We showed recently that M3 muscarinic acetylcholine receptor (M3R)-reactive CD3⁺ T cells play a pathogenic role in the development of murine autoimmune sialadenitis (MIS), which mimics Sjögren's syndrome (SS). The aim of this study was to determine the effectiveness and mechanism of action of retinoic acid-related orphan receptor-gamma t (RORγt) antagonist (A213) in MIS. Splenocytes from M3R knockout (M3R^-/- ) mice immunized with murine M3R peptide mixture were inoculated into recombination-activating gene 1 knockout (Rag-1^-/- ) mice (M3R^-/- →Rag-1^-/- ) with MIS. Immunized M3R^-/- mice (pretransfer treatment) and M3R^-/- →Rag-1^-/- mice (post-transfer treatment) were treated with A213 every 3 days. Salivary volume, severity of sialadenitis and cytokine production from M3R peptide-stimulated splenocytes and lymph node cells were examined.
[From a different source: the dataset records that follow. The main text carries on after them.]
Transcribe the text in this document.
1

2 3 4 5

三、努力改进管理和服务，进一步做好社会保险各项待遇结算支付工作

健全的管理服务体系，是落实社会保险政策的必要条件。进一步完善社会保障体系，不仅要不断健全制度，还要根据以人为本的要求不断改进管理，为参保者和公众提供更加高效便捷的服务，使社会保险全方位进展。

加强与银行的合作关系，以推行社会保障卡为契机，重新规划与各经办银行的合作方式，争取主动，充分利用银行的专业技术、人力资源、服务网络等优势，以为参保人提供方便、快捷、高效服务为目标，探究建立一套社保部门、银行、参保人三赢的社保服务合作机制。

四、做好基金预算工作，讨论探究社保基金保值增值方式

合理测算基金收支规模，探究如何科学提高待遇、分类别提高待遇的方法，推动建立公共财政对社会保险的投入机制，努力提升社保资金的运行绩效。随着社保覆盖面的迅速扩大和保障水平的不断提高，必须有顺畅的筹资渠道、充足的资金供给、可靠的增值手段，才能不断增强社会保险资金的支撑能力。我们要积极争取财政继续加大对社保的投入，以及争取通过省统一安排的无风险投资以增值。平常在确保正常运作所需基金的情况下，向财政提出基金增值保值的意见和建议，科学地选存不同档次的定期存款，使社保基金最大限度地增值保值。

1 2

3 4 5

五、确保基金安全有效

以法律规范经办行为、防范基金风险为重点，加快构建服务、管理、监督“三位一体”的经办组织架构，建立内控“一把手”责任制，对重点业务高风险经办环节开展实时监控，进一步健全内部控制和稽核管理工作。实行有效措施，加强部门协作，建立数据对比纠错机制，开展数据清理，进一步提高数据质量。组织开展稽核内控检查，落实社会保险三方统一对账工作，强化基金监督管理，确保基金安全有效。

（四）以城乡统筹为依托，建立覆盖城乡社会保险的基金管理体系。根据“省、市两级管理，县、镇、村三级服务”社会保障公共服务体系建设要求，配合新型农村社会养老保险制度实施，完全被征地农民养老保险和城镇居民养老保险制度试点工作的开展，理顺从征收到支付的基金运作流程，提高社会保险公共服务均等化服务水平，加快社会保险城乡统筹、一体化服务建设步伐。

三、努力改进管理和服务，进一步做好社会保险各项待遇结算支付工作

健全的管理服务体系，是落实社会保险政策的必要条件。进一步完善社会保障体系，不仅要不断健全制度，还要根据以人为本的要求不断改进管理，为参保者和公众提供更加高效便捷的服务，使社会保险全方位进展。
Effects of A213 on cytokine production were analysed by enzyme-linked immunosorbent assay (ELISA) and on T helper type 1 (Th1), Th17 and Th2 differentiation from CD4⁺ T cells by flow cytometry. Pretransfer A213 treatment maintained salivary volume, improved MIS and reduced interferon (IFN)-γ and interleukin (IL)-17 production significantly compared with phosphate-buffered saline (PBS) (P < 0·05). These suppressive effects involved CD4⁺ T cells rather than CD11c⁺ cells. Post-transfer treatment with A213 increased salivary volume (P < 0·05), suppressed MIS (P < 0·005) and reduced IFN-γ and IL-17 production (P < 0·05). In vitro, A213 suppressed IFN-γ and IL-17 production from M3R-stimulated splenocytes and CD4⁺ T cells of immunized M3R^-/- mice (P < 0·05). In contrast with M3R specific responses, A213 suppressed only IL-17 production from Th17 differentiated CD4⁺ T cells without any effect on Th1 and Th2 differentiation in vitro. Our findings suggested that RORγt antagonism is potentially suitable treatment strategy for SS-like sialadenitis through suppression of IL-17 and IFN-γ production by M3R-specific T cells.